La plupart d’entre eux se trouvent à la campagne, dans des zones moins exposées aux dangers. Toutefois, cela fait deux ans que, pour des raisons de sécurité, je ne peux plus rendre visite à deux de nos organisations partenaires situées dans le département d’Artibonite. Or, les événements rendent notre travail d’autant plus important. Grâce à l’agroécologie, les familles paysannes cultivent elles-mêmes les aliments dont elles ont besoin et grâce aux groupes de solidarité, elles peuvent emprunter de petites sommes d’argent. En revanche, nous avons de la peine avec toutes les activités pour lesquelles le bon fonctionnement des institutions est indispensable.
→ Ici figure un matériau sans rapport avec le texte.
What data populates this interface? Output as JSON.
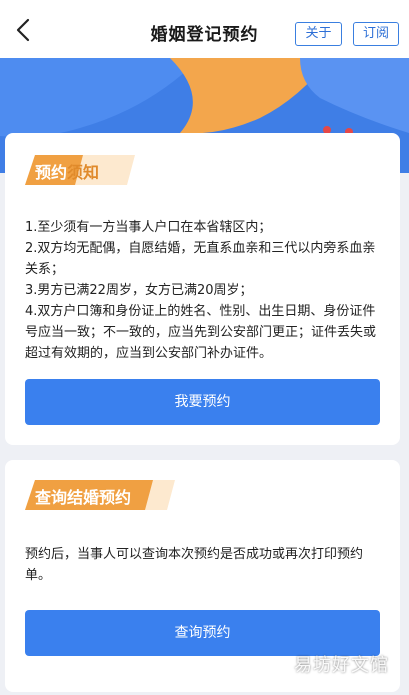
{
  "nav": {
    "title": "婚姻登记预约",
    "about_label": "关于",
    "subscribe_label": "订阅"
  },
  "card1": {
    "tag_part1": "预约",
    "tag_part2": "须知",
    "notice_items": [
      "1.至少须有一方当事人户口在本省辖区内；",
      "2.双方均无配偶，自愿结婚，无直系血亲和三代以内旁系血亲关系；",
      "3.男方已满22周岁，女方已满20周岁；",
      "4.双方户口簿和身份证上的姓名、性别、出生日期、身份证件号应当一致；不一致的，应当先到公安部门更正；证件丢失或超过有效期的，应当到公安部门补办证件。"
    ],
    "button_label": "我要预约"
  },
  "card2": {
    "tag": "查询结婚预约",
    "description": "预约后，当事人可以查询本次预约是否成功或再次打印预约单。",
    "button_label": "查询预约"
  },
  "watermark": "易坊好文馆",
  "colors": {
    "primary": "#3a80ee",
    "tag_orange": "#f0a042",
    "banner": "#3f7ee6"
  }
}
Pendant un an, un millier de policiers étrangers supervisés par l’ONU contribueront à la lutte contre les groupes armés. Cela va-t-il changer quelque chose ?

La dernière mission de ce genre s’est terminée il y a cinq ans sur un résultat manifestement mitigé, d’où le scepticisme de la population. Il est cependant indéniable qu’un soutien armé est nécessaire, car Haïti n’a pas d’armée et moins de 10 000 policiers pour 12 millions d’habitant·e·s.

La situation en Haïti est difficile depuis plusieurs décennies. Où est le problème ?

La déliquescence de l’État est la résultante d’événements historiques et de lacunes structurelles. L’élite corrompue presse Haïti comme un citron et ne se soucie absolument pas de léguer à ses descendant·e·s un pays en état de marche. Et les pays bailleurs de fonds craignent toujours que la situation devienne complètement incontrôlable, raison pour laquelle ils soutiennent même des gouvernements très corrompus. La fuite des cerveaux est un autre grave problème : plus de 80 % des Haïtien·ne·s titulaires d’un diplôme universitaire vivent à l’étranger.

*En raison du contexte sécuritaire précaire en Haïti, nous préférons ne pas mentionner de noms.

Agrarökologischer Anbau ermöglicht eine unabhängige Nahrungsmittelversorgung.
Les techniques agroécologiques permettent aux agriculteurs et aux agricultrices de cultiver leurs propres aliments.